When Niko Tsakiris signed his Homegrown contract last January, not many would have guessed he’d go on to make an impact as a 16-year-old rookie. It wouldn’t have been shocking to see him spend his 2022 season getting his feet wet with Earthquakes II in MLS NEXT Pro while training regularly with the first team to prepare for 2023.
However, Tsakiris wound up appearing in 10 MLS matches, nearly one-third of the regular season schedule, and made three starts, the first of which came against the LA Galaxy at Stanford Stadium.
“I think for me to get some starts and some minutes, 10 appearances, as a rookie, it was something that I didn’t expect coming into the year,” explained Tsakiris from the team hotel in Palm Springs. “But the opportunity came and I made my debut against Philly and my first start against the Galaxy at Stanford. As a rookie, you want to make your debut and you want to get your first start and you want all your firsts, but I think the biggest thing was just enjoying every day. Unfortunately, I couldn’t get my first goal, but hopefully that will come this year.”
Tsakiris, still a fresh-faced 17-year-old, won’t get mistaken for a grizzled vet any time soon, but his ability and potential is undeniable. He works hard on both sides of the ball, is among the cleverer passers and dribblers, and has a dangerous left foot on set pieces. His 85th-minute corner kick in the team’s last preseason match against Monterey Bay F.C. led to the game-winning header by Daniel Munie.
It's hard to talk about where Tsakiris is headed without first discussing from where he came. The son of a former professional player and youth national team coach, Tsakiris played for De Anza Force and Florida’s IMG Academy before firmly landing with the Quakes Academy in 2017. He was challenged within the Quakes Academy, often playing up a year, and earned a pathway towards a pro contract.
“The Academy was a big part of me taking my next step to join the first team. Not only the staff and the support that I had coming through, but also the players and the group we had was a very strong team. Also, getting to train with the first team before I signed reaffirmed that this is something I want to do, and the club supported me with that decision.”
As Tsakiris heads into his second season, he can draw on a significant amount of experience garnered in 2022. He will also benefit from the tutelage of one of America’s most respected developers of youth talent: head coach Luchi Gonzalez.
“Given the opportunity to play last year as much as I did, it definitely gives me confidence coming into this year. And with Luchi and what he did at FC Dallas, it’s something that I look forward to. Nothing is given and I still have to do my job like I did last season, but hopefully more opportunities come for me.
“Last year, I learned a lot, both good and bad, on and off the field. It was just a big learning year for me.”
Now, roughly one month together with Gonzalez, Tsakiris praised the former FC Dallas and U.S. Men’s National Team coach.
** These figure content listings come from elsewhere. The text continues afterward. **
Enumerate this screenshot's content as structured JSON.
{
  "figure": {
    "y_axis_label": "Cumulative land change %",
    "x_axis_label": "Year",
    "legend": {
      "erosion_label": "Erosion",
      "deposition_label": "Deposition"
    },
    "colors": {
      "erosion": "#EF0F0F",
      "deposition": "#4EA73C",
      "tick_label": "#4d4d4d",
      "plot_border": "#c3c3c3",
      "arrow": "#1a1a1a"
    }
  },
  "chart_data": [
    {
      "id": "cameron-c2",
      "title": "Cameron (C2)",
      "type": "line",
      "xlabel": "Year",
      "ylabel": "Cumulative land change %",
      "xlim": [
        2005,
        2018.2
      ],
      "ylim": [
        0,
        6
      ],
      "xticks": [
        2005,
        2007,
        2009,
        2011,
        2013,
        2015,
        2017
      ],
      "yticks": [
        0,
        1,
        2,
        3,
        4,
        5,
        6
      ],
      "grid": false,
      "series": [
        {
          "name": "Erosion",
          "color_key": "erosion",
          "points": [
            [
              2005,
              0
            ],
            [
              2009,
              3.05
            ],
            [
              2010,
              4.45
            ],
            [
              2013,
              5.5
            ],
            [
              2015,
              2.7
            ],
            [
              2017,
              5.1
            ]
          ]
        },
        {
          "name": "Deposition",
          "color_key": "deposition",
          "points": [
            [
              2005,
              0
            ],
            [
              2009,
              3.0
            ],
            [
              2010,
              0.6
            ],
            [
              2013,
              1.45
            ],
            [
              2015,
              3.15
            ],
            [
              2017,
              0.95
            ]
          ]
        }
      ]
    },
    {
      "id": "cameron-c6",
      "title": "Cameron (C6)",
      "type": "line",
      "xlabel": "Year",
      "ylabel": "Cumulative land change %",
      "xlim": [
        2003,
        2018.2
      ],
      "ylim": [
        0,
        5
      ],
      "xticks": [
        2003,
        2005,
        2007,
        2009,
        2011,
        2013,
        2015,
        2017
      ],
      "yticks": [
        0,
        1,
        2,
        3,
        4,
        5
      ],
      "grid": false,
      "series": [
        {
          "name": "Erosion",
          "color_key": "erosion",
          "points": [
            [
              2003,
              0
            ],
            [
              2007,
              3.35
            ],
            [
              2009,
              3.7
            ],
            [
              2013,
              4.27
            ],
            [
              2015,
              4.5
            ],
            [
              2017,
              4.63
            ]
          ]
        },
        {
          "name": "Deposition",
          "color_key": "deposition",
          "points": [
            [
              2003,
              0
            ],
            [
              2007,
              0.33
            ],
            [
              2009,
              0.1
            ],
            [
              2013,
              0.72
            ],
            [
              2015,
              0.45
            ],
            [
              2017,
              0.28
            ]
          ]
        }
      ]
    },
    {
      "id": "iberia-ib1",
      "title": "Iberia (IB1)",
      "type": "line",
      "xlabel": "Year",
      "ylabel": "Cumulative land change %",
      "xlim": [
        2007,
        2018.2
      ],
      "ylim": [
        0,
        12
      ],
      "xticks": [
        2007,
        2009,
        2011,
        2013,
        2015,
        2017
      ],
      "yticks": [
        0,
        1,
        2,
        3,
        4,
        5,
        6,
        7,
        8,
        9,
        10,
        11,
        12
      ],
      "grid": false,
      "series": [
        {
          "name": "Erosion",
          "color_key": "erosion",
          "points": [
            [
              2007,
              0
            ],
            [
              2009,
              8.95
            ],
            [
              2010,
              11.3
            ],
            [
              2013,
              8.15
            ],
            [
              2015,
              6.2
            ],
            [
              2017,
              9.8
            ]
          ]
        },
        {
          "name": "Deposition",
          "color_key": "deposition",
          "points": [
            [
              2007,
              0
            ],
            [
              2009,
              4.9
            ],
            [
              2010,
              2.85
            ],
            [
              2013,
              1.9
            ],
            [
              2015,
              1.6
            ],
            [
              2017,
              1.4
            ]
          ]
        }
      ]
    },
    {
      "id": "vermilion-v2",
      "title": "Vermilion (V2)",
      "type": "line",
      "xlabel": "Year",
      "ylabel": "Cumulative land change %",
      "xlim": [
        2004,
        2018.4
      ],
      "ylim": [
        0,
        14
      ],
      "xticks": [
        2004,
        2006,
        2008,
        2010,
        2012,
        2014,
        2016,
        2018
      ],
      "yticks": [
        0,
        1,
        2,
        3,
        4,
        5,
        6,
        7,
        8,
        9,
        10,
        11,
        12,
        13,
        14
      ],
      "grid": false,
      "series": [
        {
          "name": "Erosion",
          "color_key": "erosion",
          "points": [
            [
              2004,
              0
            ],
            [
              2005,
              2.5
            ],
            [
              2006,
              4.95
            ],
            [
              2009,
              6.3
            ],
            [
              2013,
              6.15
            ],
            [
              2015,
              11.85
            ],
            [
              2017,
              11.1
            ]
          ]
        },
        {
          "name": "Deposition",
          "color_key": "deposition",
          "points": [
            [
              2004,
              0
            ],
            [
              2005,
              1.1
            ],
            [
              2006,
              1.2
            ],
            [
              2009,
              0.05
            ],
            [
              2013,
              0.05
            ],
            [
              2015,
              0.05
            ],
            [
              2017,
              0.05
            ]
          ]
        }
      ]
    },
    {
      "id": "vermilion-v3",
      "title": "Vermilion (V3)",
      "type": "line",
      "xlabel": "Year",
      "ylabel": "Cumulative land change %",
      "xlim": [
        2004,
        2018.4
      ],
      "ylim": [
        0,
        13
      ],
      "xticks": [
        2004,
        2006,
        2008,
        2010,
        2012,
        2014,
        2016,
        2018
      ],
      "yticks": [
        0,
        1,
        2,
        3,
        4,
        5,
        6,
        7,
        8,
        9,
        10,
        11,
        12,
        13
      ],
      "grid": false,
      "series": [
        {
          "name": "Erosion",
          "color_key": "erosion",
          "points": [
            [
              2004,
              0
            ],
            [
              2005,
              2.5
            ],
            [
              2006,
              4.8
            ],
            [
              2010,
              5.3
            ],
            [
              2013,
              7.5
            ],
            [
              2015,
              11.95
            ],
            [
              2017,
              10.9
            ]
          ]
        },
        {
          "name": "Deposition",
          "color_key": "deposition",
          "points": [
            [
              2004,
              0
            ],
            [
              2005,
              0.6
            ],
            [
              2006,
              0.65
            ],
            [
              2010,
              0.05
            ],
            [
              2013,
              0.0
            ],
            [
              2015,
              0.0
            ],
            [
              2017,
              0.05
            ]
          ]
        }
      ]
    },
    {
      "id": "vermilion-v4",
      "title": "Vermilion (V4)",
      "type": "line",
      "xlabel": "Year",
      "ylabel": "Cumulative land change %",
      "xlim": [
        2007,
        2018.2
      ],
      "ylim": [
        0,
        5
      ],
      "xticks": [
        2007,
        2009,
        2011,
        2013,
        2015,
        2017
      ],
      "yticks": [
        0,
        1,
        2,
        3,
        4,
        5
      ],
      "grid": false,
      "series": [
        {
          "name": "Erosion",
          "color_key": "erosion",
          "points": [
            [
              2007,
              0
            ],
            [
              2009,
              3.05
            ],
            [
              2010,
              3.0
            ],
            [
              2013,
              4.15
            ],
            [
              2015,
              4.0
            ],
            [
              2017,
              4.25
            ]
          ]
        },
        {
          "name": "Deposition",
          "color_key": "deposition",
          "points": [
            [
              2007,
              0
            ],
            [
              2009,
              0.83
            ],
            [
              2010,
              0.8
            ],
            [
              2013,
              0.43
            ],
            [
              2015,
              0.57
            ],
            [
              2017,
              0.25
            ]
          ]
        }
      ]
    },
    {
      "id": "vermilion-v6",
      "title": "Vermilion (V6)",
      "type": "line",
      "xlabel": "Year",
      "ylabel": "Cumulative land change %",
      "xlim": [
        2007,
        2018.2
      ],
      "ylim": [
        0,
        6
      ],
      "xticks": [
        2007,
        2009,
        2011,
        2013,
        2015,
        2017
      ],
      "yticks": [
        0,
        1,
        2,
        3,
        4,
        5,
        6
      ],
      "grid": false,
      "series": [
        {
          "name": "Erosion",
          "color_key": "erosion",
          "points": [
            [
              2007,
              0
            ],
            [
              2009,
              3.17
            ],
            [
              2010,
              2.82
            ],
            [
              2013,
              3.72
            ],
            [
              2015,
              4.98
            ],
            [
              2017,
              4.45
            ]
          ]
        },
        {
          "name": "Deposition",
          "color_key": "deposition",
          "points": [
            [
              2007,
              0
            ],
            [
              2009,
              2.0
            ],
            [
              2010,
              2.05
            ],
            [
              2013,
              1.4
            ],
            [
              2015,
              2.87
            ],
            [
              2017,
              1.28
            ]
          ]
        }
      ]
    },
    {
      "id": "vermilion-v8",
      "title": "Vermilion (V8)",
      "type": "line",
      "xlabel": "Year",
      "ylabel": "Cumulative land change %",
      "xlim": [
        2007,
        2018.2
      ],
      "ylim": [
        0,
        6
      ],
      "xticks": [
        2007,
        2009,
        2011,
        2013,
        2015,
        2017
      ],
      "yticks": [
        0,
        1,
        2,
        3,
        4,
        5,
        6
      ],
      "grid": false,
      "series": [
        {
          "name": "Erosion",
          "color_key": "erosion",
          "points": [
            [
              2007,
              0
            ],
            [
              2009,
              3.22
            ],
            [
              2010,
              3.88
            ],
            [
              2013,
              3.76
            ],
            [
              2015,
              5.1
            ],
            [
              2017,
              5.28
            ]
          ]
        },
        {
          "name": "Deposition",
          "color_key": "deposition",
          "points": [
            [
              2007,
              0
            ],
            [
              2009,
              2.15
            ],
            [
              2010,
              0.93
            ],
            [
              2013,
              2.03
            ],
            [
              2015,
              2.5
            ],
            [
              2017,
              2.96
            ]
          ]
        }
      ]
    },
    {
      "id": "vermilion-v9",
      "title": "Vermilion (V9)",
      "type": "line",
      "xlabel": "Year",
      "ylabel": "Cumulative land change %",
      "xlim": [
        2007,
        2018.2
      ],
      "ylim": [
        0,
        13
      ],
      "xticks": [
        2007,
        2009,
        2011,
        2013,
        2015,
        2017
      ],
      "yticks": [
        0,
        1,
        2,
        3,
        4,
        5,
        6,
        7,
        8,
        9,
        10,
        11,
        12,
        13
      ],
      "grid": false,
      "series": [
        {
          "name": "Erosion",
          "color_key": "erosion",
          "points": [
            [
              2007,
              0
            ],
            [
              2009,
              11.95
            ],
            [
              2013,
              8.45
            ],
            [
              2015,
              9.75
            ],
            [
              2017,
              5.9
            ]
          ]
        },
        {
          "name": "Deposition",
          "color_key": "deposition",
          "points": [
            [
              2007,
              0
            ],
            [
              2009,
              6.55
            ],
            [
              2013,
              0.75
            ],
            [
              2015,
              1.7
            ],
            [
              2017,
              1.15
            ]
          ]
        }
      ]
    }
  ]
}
“I think Luchi’s been a great addition to the club. The guys have really enjoyed working with him thus far. The concepts that he’s had us work on, the guys have grabbed pretty well. We’re excited to get started for these next two or three weeks of prep before our first game in Atlanta.
“It’s really exciting for me to work under him. What he did in Dallas developing young talent, young players, is exciting because we have a young team, we’re hungry, and we’re eager to learn.”
While Tsakiris is laser-focused on helping the Quakes in 2023, a spot on the U.S. U20 National Team for the 2023 FIFA U20 World Cup is another guiding light for the Saratoga native this season. He, Cade Cowell, and Emi Ochoa are all in contention to be on the plane to Indonesia. During last month’s U20 camp, Tsakiris was the youngest player invited, and Ochoa the second.
“To make the U.S. squad would be something really spectacular. To be able to experience that, it would be special. Right now, it’s hard to put into words. It’s an exciting moment and opportunity that is achievable, but a lot can happen between now and May. So, all of my focus right now is on San Jose.”
A longer-term goal for Tsakiris is earning a spot on the senior national team when the FIFA World Cup returns to U.S. soil in 2026.
“To play in a World Cup for your country, there’s no better opportunity. And with it being in the U.S. and me being 21 when the time comes, there would be no better feeling for me. Hearing the national anthem in your country with the crest on your chest, there’s nothing better. There’s nothing better.
“There’s a lot of hard work that has to go into that, but it’s definitely a realistic goal and definitely achievable.”